It’s a weird feeling to know that in just a couple weeks, everything I did in high school will just be a part of the past. The people I have encountered, relationships I’ve made, things I’ve said, and the experiences I have gotten to live will all just be a big blur before I know it.
But, it doesn’t make me sad. It makes me more excited than anything.
The truth is, I’m ready to start my life. I’m ready to finish college and to get away from here.
I’ve always pictured my life somewhere where there’s plenty of land, a house with a big deck, four kids, I’m a teacher and my life having everything I’ve ever wanted. I’ve always felt different compared to other people my age; I almost feel like I’m living inside the mind of a 70-year-old.
I like to believe that I have my head on my shoulders a lot more than other teenagers do. Everything I believe in, I pursue it. A perfect weekend to me would be driving far away, with the music loud, taking pictures and spending the night by a campfire.
I simply love to enjoy others. For as long as I can remember, I’ve always been interested in to getting to know people more than the usual “How are you doing” and “What have you been up to?” If you hang around me long enough, I’m going to ask you, “So, tell me what you’re thinking about.”
I always want to know more. I want to know more about the world, weather, people, education, how the brain functions; I want to know everything.

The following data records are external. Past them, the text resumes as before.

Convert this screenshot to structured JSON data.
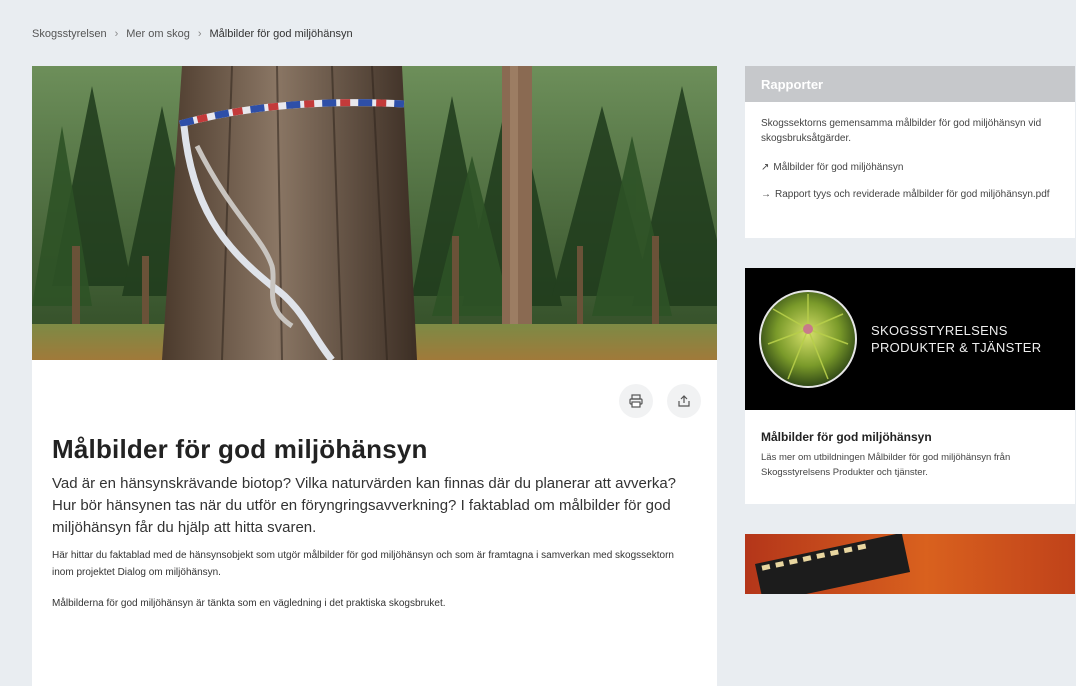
{
  "breadcrumb": {
    "items": [
      "Skogsstyrelsen",
      "Mer om skog",
      "Målbilder för god miljöhänsyn"
    ],
    "separator": "›"
  },
  "article": {
    "title": "Målbilder för god miljöhänsyn",
    "lead": "Vad är en hänsynskrävande biotop? Vilka naturvärden kan finnas där du planerar att avverka? Hur bör hänsynen tas när du utför en föryngringsavverkning? I faktablad om målbilder för god miljöhänsyn får du hjälp att hitta svaren.",
    "body1": "Här hittar du faktablad med de hänsynsobjekt som utgör målbilder för god miljöhänsyn och som är framtagna i samverkan med skogssektorn inom projektet Dialog om miljöhänsyn.",
    "body2": "Målbilderna för god miljöhänsyn är tänkta som en vägledning i det praktiska skogsbruket."
  },
  "tools": {
    "print_icon": "printer-icon",
    "share_icon": "share-icon"
  },
  "reports": {
    "header": "Rapporter",
    "description": "Skogssektorns gemensamma målbilder för god miljöhänsyn vid skogsbruksåtgärder.",
    "link1": "Målbilder för god miljöhänsyn",
    "link2": "Rapport tyys och reviderade målbilder för god miljöhänsyn.pdf"
  },
  "promo": {
    "brand_line1": "SKOGSSTYRELSENS",
    "brand_line2": "PRODUKTER & TJÄNSTER",
    "title": "Målbilder för god miljöhänsyn",
    "text": "Läs mer om utbildningen Målbilder för god miljöhänsyn från Skogsstyrelsens Produkter och tjänster."
  },
  "colors": {
    "background": "#e9edf1",
    "card_header": "#c6c8cb",
    "accent_dark": "#000000"
  }
}
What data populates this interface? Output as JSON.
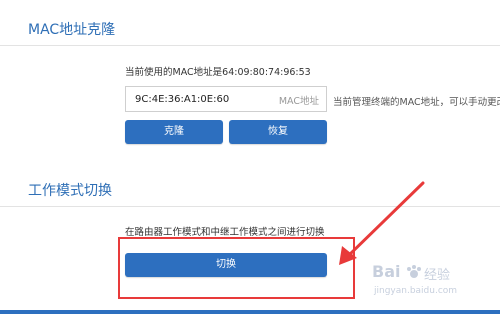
{
  "mac_section": {
    "title": "MAC地址克隆",
    "current_mac_text": "当前使用的MAC地址是64:09:80:74:96:53",
    "input_value": "9C:4E:36:A1:0E:60",
    "input_suffix": "MAC地址",
    "hint": "当前管理终端的MAC地址，可以手动更改为",
    "clone_button": "克隆",
    "restore_button": "恢复"
  },
  "mode_section": {
    "title": "工作模式切换",
    "description": "在路由器工作模式和中继工作模式之间进行切换",
    "switch_button": "切换"
  },
  "watermark": {
    "brand": "Bai",
    "brand_suffix": "经验",
    "url": "jingyan.baidu.com"
  },
  "colors": {
    "accent": "#2d6fbf",
    "title": "#2f6fb6",
    "annotation": "#e83a3a"
  }
}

I would do anything to be able to take my mind to any place in the world at any moment.
People have always told me to “slow down” and “to enjoy being young.” I’ve always been this way.
There’s just something inside of me that makes me want to experience life outside of what I’ve always been used to.
For 13 years I woke up at 7 a.m. for school, go to school for seven hours a day- five days a week, eat an afternoon snack, hang out with friends and sleep in as late as possible on the weekends. But for the past two years, work has been included in my schedule here and there. I would do anything to have a schedule that wasn’t planned by the day. But, I’m sure in every life there’s a schedule.
There’s barely 3 weeks of my high school career left. This is a time in my life where I’m not sure how I feel. I’m not sure how I feel about graduating.
I just know I’m ready. I’m ready to experience life.